In 2007, Kimchi-Sarfaty et al24 found SNPs which do not alter the genetic code, but change the function of the protein in which they occur This was reported in the gene of multidrug resistance - and the change of its product: P-glycoprotein (P-gp), which results in changes in the inhibition to drugs. This was explained by conformational changes, with the hypothesis that SNPs alter the time of cotranslational protein folding and P-gp insertion within the membrane, thereby altering the structure of the substrate and the sites of inhibition.
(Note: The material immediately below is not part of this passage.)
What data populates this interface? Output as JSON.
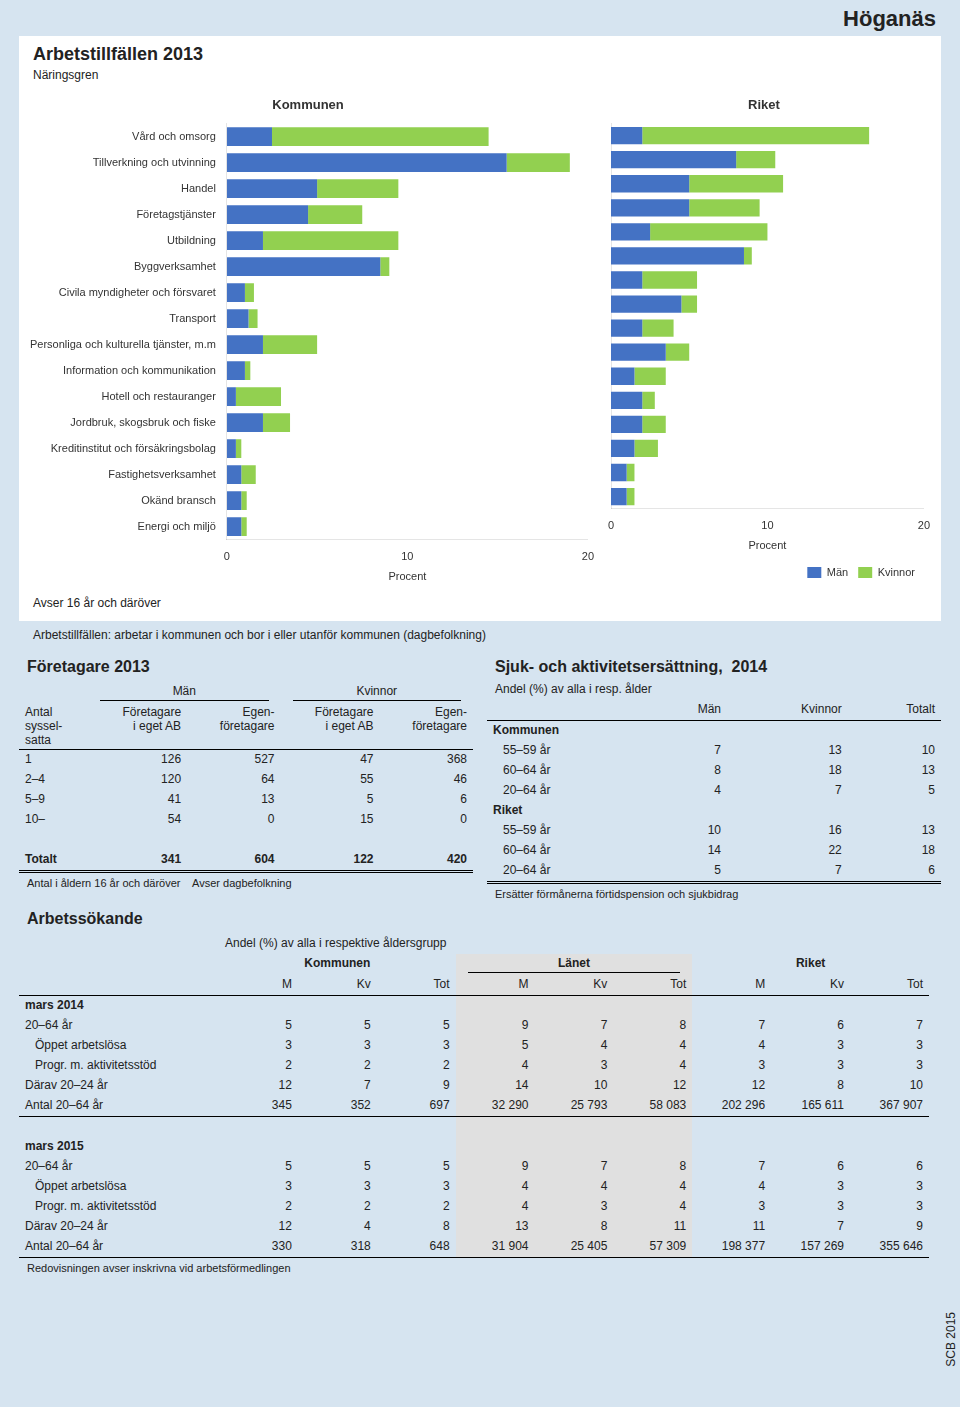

In an insight about the subject, Komar25 reported that despite the fact that the codon was degenerated, meaning that many amino acids are represented by more than a triple nucleotide (and these codons are synonymous with respect to translational process), these SNPs are considered silent. This changes the composition of the constituent amino acids of the protein they refer to, and there is no discernible effect on the function of the gene or on the phenotype, there is a change in mRNA translation kinetics in ribosomes, which leads to changes in the final protein structure ("folding") and, therefore, in its function.25 The author concludes that SNPs mufflers can contribute to the development and progress of certain diseases.25

CONCLUSION

To date, molecular diagnostic kits for detection of IERR at the clinical level have not yet been developed. No consensus has been reached on the use of these dentin proteins as IERR markers. Further high-resolution protein research methods searching for new molecular markers are still necessary. Two-dimensional electrophoresis followed by mass spectrometry (MALDI-TOF) is the technique of choice for this task.

This new protein extraction technique opens up the possibility to use two-dimensional electrophoresis, since the traditional extraction method used by several authors does not allow isoelectric focusing, necessary for 2-DE gels, to be carried out.